Adam Silver still firm on daily fantasy, sports betting

Adam Silver continues to be in favor of regulating both sports betting and daily fantasy sports. Peter Yang

The controversy surrounding daily fantasy sports has not changed NBA commissioner Adam Silver's belief that daily fantasy and traditional sports betting should be legalized and regulated in the United States.

Silver, speaking Monday on FiveThirtyEight's Hot Takedown podcast, said that despite ongoing legal debate of daily fantasy sports, the enormous growth of operators like DraftKings and FanDuel is proof that the consumer demand for DFS is largely unmet.

"My view is that daily fantasy should be a regulated industry in New York and elsewhere, and I think ultimately that should be a decision for the voters," Silver said.

In November, New York attorney general Eric Schneiderman said DraftKings and FanDuel offered games that violated the state's gambling laws and demanded the sites cease operations in the state. The two sides are scheduled for a Jan. 4 appeals hearing to decide whether DraftKings and FanDuel will be allowed to continue to operate in the state while the legal case plays out.

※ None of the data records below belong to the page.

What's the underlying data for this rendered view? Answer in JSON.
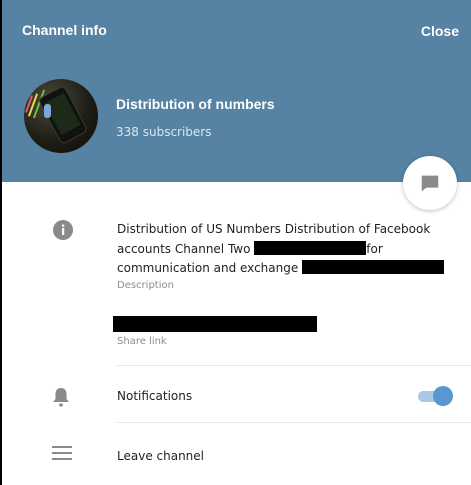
{
  "header": {
    "title": "Channel info",
    "close_label": "Close"
  },
  "channel": {
    "name": "Distribution of numbers",
    "subscribers": "338 subscribers"
  },
  "description": {
    "line1": "Distribution of US Numbers Distribution of Facebook",
    "line2a": "accounts Channel Two",
    "line2b": "for",
    "line3": "communication and exchange",
    "label": "Description"
  },
  "share_link": {
    "label": "Share link"
  },
  "notifications": {
    "label": "Notifications",
    "enabled": true
  },
  "leave": {
    "label": "Leave channel"
  },
  "colors": {
    "header_bg": "#5682a3",
    "toggle_on": "#5a96d0",
    "icon_gray": "#8a8a8a"
  },
  "icons": {
    "info": "info-icon",
    "bell": "bell-icon",
    "menu": "hamburger-menu-icon",
    "message": "message-icon"
  }
}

"Whether or not the attorney general is right that, under a statute in New York, daily fantasy is something that should be considered gambling and therefore not allowed, I think that's just a short-term issue," Silver added. "The longer-term issue is for the legislature to decide whether daily fantasy is an activity that our representatives think is appropriate for the people in New York State to engage in."

Silver declined to discuss whether he believes daily fantasy sports is a game of skill or chance -- an important legal distinction in regard to most state gambling laws -- but he said allowing sports betting and fantasy sports to continue in an unregulated market is not in the best interest of the NBA.

"One of the reasons I've been pushing to legalize sports betting is not because that I'm necessarily an advocate of sports betting, it's because all the research shows that it's a multi-hundred-billion dollar business just in the United States right now," Silver said. "In terms of the integrity of the sports leagues, it's only bad news for us when it continues to remain underground ... [to] the extent there are fantasy sites or flat-out betting sites, where consumers identify themselves by putting credit cards in and then can be tracked the same way the stock market can track buying and selling, then that's much healthier for the leagues."

Silver would prefer that Congress creates a federal framework that deals with sports betting and fantasy sports over a "hodgepodge" of state regulations. He said, though, that he understands this is not something at the top of Congress' priority list, though Silver does believe it eventually needs to be addressed.

In November 2014, the NBA announced a deal with FanDuel that included equity in the company. Shortly after announcing the FanDuel deal, Silver penned an op-ed in the New York Times advocating for the legalization of betting on professional sports in the U.S.

The NBA, spearheaded by Silver, has been the most outspoken proponent of legalizing sports betting among the sports leagues, although Major League Baseball commissioner Rob Manfred has said the issue needs "fresh consideration." The NFL, at least publicly, remains opposed to legalizing sports betting in the U.S.